The Poisson-Dabroux equation is $$u_{tt}-u_{xx}-\frac{2}{x}u_{x}=0$$
Solve the initial value problem $u(0,x)=0 , u_{t}(0,x)=g(x)$ where $g(x)=g(-x)$. Hint: Set $w=xu$
I used the hint to get the following
$$ w_{xx}= xu_{xx}+2u_{x}$$
$$w_{tt}=xu_{tt}$$
$$w_{t}=xu_{t}$$
Using the given equation to get $$xu_{tt}-xu_{xx}-2u_{x}=0$$
Using the w values obtained before and plugging them into the above equation gives:
$$w_{tt}=w_{xx}$$
Using D'Alembert's formula for a general solution:
$$w(t,x)=\int_{x-t}^{x+t} s g(s) ds$$ Now this is where I'm stuck.
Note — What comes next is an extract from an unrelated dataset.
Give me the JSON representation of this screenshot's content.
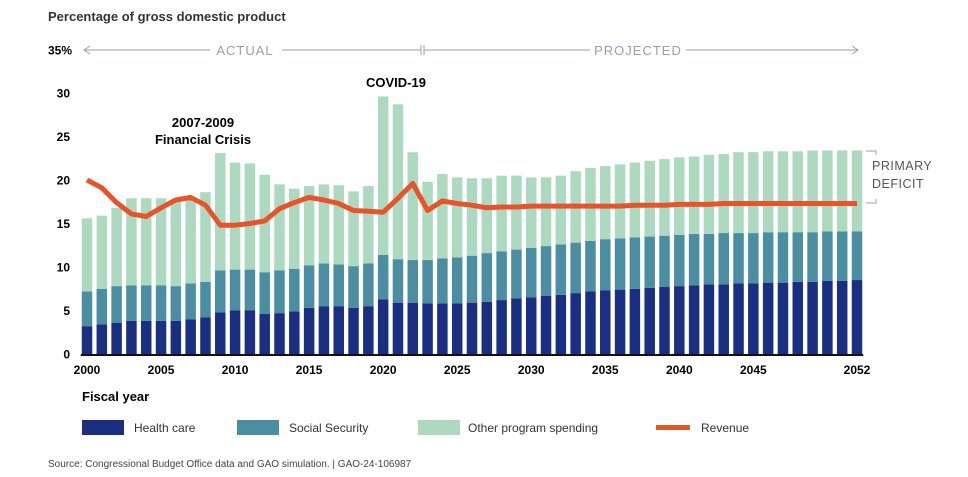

I tried using integration by parts but I ended up with a more complicated integral. Also, I reckon the fact that $g$ is even is used somewhere in the calculation of this integral but I can't figure out where either. The solution to this question is not in the solution manual either. Any help appreciated. Thank you!

Answer 1

You're already done. There's nothing wrong with having the solution as an integral. There's no indication that you need to solve it

$$ u(x,t) = \frac{1}{x} \int_{x-t}^{x+t}sg(s) ds $$